The complete opposite of arbitrary.


Nice out of context quote.

Full quote - "What keeps my relationship with the government from being arbitrary? Well to a large extent it is. The government is limited by the constitution and by its own laws and by the posibility of a negative popular reaction to its ideas but the constitution and the laws are often bent out of shape without the courts or the people seriously objecting. As long as the government's new steps are at least somewhat popular it often can get away with doing just about whatever it wants to do."

Changing the law and the Constitution is not arbitrary.

Changing the law to something unconstitutional but then being able to get away with it allows for arbitrary government. One not limited by its highest law which supposedly gives it it's authority.

"People use their equal voices in a free society and then those who disagree with the minority decision get the majority opinion force on them"

Only if they are criminals. Most people who disagree with one of myriad details of social life still honour their commitment to the democratic process which, ipso facto, entails both agreement and disagreement.
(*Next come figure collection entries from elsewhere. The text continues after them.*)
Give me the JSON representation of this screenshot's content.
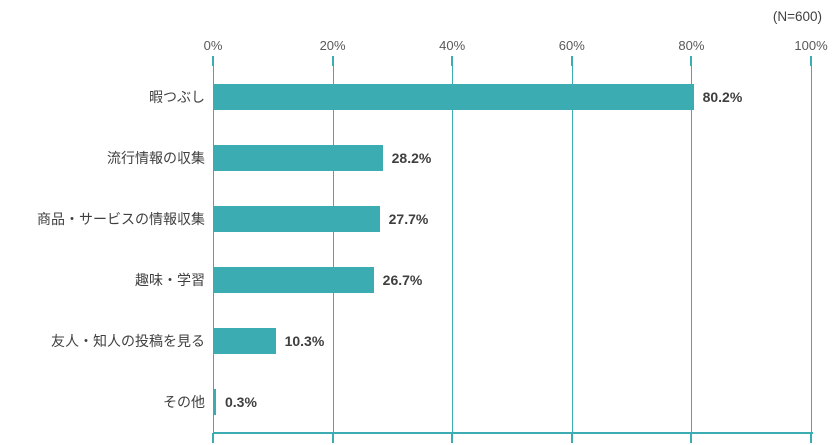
{
  "chart_data": {
    "type": "bar",
    "orientation": "horizontal",
    "title": "",
    "note": "(N=600)",
    "categories": [
      "暇つぶし",
      "流行情報の収集",
      "商品・サービスの情報収集",
      "趣味・学習",
      "友人・知人の投稿を見る",
      "その他"
    ],
    "values": [
      80.2,
      28.2,
      27.7,
      26.7,
      10.3,
      0.3
    ],
    "value_labels": [
      "80.2%",
      "28.2%",
      "27.7%",
      "26.7%",
      "10.3%",
      "0.3%"
    ],
    "x_ticks": [
      "0%",
      "20%",
      "40%",
      "60%",
      "80%",
      "100%"
    ],
    "xlim": [
      0,
      100
    ],
    "grid": true,
    "legend": "none",
    "bar_color": "#3aacb2",
    "axis_color": "#3aacb2",
    "tick_label_color": "#595959",
    "category_label_color": "#404040",
    "value_label_color": "#3f3f3f"
  }
}
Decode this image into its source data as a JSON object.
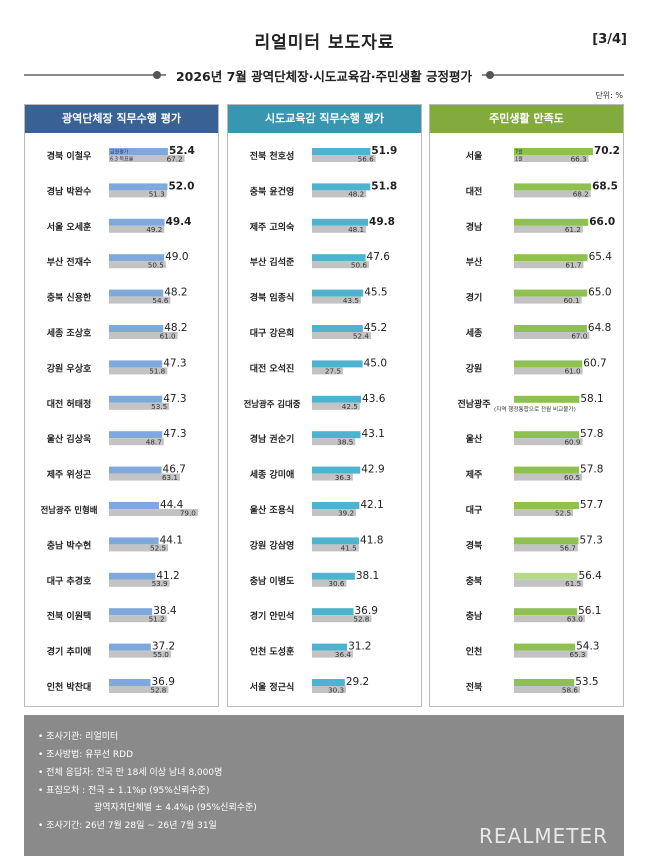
{
  "header": {
    "title": "리얼미터  보도자료",
    "page": "[3/4]"
  },
  "subtitle": "2026년 7월 광역단체장·시도교육감·주민생활 긍정평가",
  "unit": "단위: %",
  "colors": {
    "navy": "#3a6193",
    "teal": "#3896b1",
    "green": "#82aa3c",
    "bar_blue": "#7fa9dd",
    "bar_teal": "#4db3cf",
    "bar_green": "#8fc150",
    "bar_green_light": "#b7d98c",
    "bar_gray": "#c3c3c3"
  },
  "chart_data": [
    {
      "type": "bar",
      "title": "광역단체장 직무수행 평가",
      "legend": [
        "금월평가",
        "6.3 득표율"
      ],
      "categories": [
        "경북 이철우",
        "경남 박완수",
        "서울 오세훈",
        "부산 전재수",
        "충북 신용한",
        "세종 조상호",
        "강원 우상호",
        "대전 허태정",
        "울산 김상욱",
        "제주 위성곤",
        "전남광주 민형배",
        "충남 박수현",
        "대구 추경호",
        "전북 이원택",
        "경기 추미애",
        "인천 박찬대"
      ],
      "series": [
        {
          "name": "금월평가",
          "values": [
            52.4,
            52.0,
            49.4,
            49.0,
            48.2,
            48.2,
            47.3,
            47.3,
            47.3,
            46.7,
            44.4,
            44.1,
            41.2,
            38.4,
            37.2,
            36.9
          ]
        },
        {
          "name": "6.3 득표율",
          "values": [
            67.2,
            51.3,
            49.2,
            50.5,
            54.6,
            61.0,
            51.8,
            53.5,
            48.7,
            63.1,
            79.0,
            52.5,
            53.9,
            51.2,
            55.0,
            52.8
          ]
        }
      ],
      "bold_top": [
        52.4,
        52.0,
        49.4
      ]
    },
    {
      "type": "bar",
      "title": "시도교육감 직무수행 평가",
      "categories": [
        "전북 천호성",
        "충북 윤건영",
        "제주 고의숙",
        "부산 김석준",
        "경북 임종식",
        "대구 강은희",
        "대전 오석진",
        "전남광주 김대중",
        "경남 권순기",
        "세종 강미애",
        "울산 조용식",
        "강원 강삼영",
        "충남 이병도",
        "경기 안민석",
        "인천 도성훈",
        "서울 정근식"
      ],
      "series": [
        {
          "name": "금월",
          "values": [
            51.9,
            51.8,
            49.8,
            47.6,
            45.5,
            45.2,
            45.0,
            43.6,
            43.1,
            42.9,
            42.1,
            41.8,
            38.1,
            36.9,
            31.2,
            29.2
          ]
        },
        {
          "name": "전월",
          "values": [
            56.6,
            48.2,
            48.1,
            50.6,
            43.5,
            52.4,
            27.5,
            42.5,
            38.5,
            36.3,
            39.2,
            41.5,
            30.6,
            52.8,
            36.4,
            30.3
          ]
        }
      ],
      "bold_top": [
        51.9,
        51.8,
        49.8
      ]
    },
    {
      "type": "bar",
      "title": "주민생활 만족도",
      "legend": [
        "7월",
        "1월"
      ],
      "categories": [
        "서울",
        "대전",
        "경남",
        "부산",
        "경기",
        "세종",
        "강원",
        "전남광주",
        "울산",
        "제주",
        "대구",
        "경북",
        "충북",
        "충남",
        "인천",
        "전북"
      ],
      "series": [
        {
          "name": "7월",
          "values": [
            70.2,
            68.5,
            66.0,
            65.4,
            65.0,
            64.8,
            60.7,
            58.1,
            57.8,
            57.8,
            57.7,
            57.3,
            56.4,
            56.1,
            54.3,
            53.5
          ]
        },
        {
          "name": "1월",
          "values": [
            66.3,
            68.2,
            61.2,
            61.7,
            60.1,
            67.0,
            61.0,
            null,
            60.9,
            60.5,
            52.5,
            56.7,
            61.5,
            63.0,
            65.3,
            58.6
          ]
        }
      ],
      "note": "(지역 행정통합으로 전월 비교불가)",
      "bold_top": [
        70.2,
        68.5,
        66.0
      ]
    }
  ],
  "footer": {
    "lines": [
      "• 조사기관: 리얼미터",
      "• 조사방법: 유무선 RDD",
      "• 전체 응답자: 전국 만 18세 이상 남녀 8,000명",
      "• 표집오차 : 전국 ± 1.1%p (95%신뢰수준)",
      "광역자치단체별 ± 4.4%p (95%신뢰수준)",
      "• 조사기간: 26년 7월 28일 ~ 26년 7월 31일"
    ],
    "brand": "REALMETER"
  }
}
You can call anyone who violates any law a criminal, but violating an arbitray or unjust law should not carry with it the normal conotations of the word criminal.

Also if they are compeled by force or threat of force to go along with the law, and they do, they are not even nominally criminals but they are still forced.

"If you take from those who work and/or invest and give to those who don't you lower the incentive to create wealth. Of course some people can't work but you can have some form of safety net for those people without having an extensive welfare state."

That is wild! How do you have a safety net without the complicity of those who work?! And how does providing a safety net lower the incentive to create wealth??


I didn't say you could have a safety net without the complicity of those who work I said you could have a safety net without an extensive welfare state. It is the extensive welfare state that lowers the incentive to create wealth because the tax required to support it reduces the rewards from creating wealth, and it reduces the penalty of not creating wealth for the marginal worker.

I thought you understood that the same percentage is not fair.

Not at all, or at least not unfair for an amount past the most bare necessities of living and those who do not make more then that amount do not pay income taxes or pay a negative income tax.

"Yes, she faced no coercion"

Hell is not coercion?? Then why keep threatening it??


Not giving generously from her meger wealth would not have caused her to face hell. But in any case I am talking about coercion from the government or force applied against her to compel obedience not her internal religious beliefs.